The table below provides examples of how authority and responsibility for VPP programs may be distributed across key entities.

VENUEPOTENTIAL ROLES
Legislature
  • Establish policy framework
  • Create requirements for regulators to establish incentives for DER and VPP deployment
  • Create reporting and transparency requirements
  • Remove barriers to DER market participation/aggregation
Regulator
  • Enable VPPs to provide different grid services
  • Create incentives for utilities to support VPP programs
  • Define program requirements and harmonization
  • Require, evaluate and approve VPP programs
Administration
  • Coordinate with other state DR/DER incentives and programs
  • Support VPP legislation and direct regulators to implement VPP programs
RTO/ISO
  • Enable DER interconnection and aggregation
  • Create market mechanisms for VPPs to participate in

REAL-WORLD EXAMPLES

As of 2025, at least five states have passed VPP-related legislation. In 2024, an additional six states introduced VPP-related legislation.
California flag

California

California enacted legislation (A.B. 205) in 2022 authorizing the California Energy Commission to implement and administer the Demand Side Grid Support (DSGS) Program, a VPP which provides peak load reduction during summer extreme weather events. To date, the program has enrolled over 800 MW of capacity across hundreds of thousands of controllable customer-owned devices, including smart thermostats, batteries, and grid-connected EV chargers.
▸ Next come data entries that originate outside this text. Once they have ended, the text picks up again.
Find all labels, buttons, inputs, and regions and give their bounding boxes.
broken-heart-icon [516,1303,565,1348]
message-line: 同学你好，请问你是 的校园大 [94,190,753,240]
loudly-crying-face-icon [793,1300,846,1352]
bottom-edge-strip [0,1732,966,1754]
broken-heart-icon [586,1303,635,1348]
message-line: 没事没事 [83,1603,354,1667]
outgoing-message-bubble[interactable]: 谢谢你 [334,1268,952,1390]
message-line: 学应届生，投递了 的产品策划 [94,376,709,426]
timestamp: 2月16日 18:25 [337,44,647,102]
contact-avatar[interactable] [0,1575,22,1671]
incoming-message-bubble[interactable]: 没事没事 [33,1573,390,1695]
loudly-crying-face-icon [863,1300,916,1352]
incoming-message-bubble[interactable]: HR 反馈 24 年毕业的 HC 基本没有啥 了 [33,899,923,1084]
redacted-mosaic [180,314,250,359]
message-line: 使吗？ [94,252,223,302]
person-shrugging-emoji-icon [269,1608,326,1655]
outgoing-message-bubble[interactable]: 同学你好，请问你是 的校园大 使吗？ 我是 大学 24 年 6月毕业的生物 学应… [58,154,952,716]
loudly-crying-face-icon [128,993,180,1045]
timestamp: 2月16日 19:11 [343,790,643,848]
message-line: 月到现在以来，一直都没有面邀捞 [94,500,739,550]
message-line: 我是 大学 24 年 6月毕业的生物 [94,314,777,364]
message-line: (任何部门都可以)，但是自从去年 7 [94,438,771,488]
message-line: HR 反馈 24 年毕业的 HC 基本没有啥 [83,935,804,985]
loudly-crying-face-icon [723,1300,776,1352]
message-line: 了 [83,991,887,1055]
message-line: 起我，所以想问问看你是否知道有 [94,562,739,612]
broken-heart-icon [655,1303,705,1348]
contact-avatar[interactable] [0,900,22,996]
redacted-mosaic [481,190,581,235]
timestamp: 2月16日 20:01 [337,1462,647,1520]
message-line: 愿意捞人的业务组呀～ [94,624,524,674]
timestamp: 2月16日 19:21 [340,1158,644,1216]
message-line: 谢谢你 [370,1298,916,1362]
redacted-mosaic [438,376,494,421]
In July 2025, the batteries enrolled in the DSGS program dispatched during a peak load event, reducing load by over 500 MW. Over the next four years, the DSGS program is expected to grow, saving customers between $28 million and $206 million.
Virginia flag

Virginia

Virginia passed legislation (H.B. 2346) in 2025, which requires Dominion Energy to propose a 450 MW VPP pilot program by the end of this year. Following the pilot's conclusion in 2028, the State Corporation Commission must initiate a proceeding to establish a permanent program.
Case Study Icon

Case Study: Colorado

OVERVIEW

Colorado passed the Modernize Energy Distribution Systems Act in 2024 to pave the way for VPP development in the state. The legislation requires Xcel Energy, the largest electric utility in the state, to submit a plan for a VPP program and a tariff for performance-based compensation to the Colorado PUC by February 1, 2025. Critically, the legislation requires Xcel Energy to develop a fully-fledged VPP program rather than a pilot program with the potential for expansion down the road. As of August 2025, the Colorado PUC is reviewing Xcel Energy's application for a VPP, which would be deployed in 2026 and grow to 125 MW by 2030.

THE DETAILS

Grid services
The legislation specifies several grid services for which the VPP should be compensated, including local and system peak reduction, transmission and distribution investment avoidance or deferral, and voltage support, among others. This allows the grid to more fully benefit from the services VPPs can provide.
Eligible technologies
The law is technology neutral as it does not explicitly state which DR/DER technologies should be included or excluded from the VPP program.
Customer adoption
The legislation does not contain any provisions designed to facilitate low-income household participation in the VPP program.

KEY TAKEAWAYS

Through this legislation, Colorado has paved the way for its residents to experience the cost savings that VPPs can provide. Overall, the legislation establishes clear criteria that the VPP must fulfill, like grid services, while allowing Xcel Energy and the Colorado PUC to determine other key components of the VPP.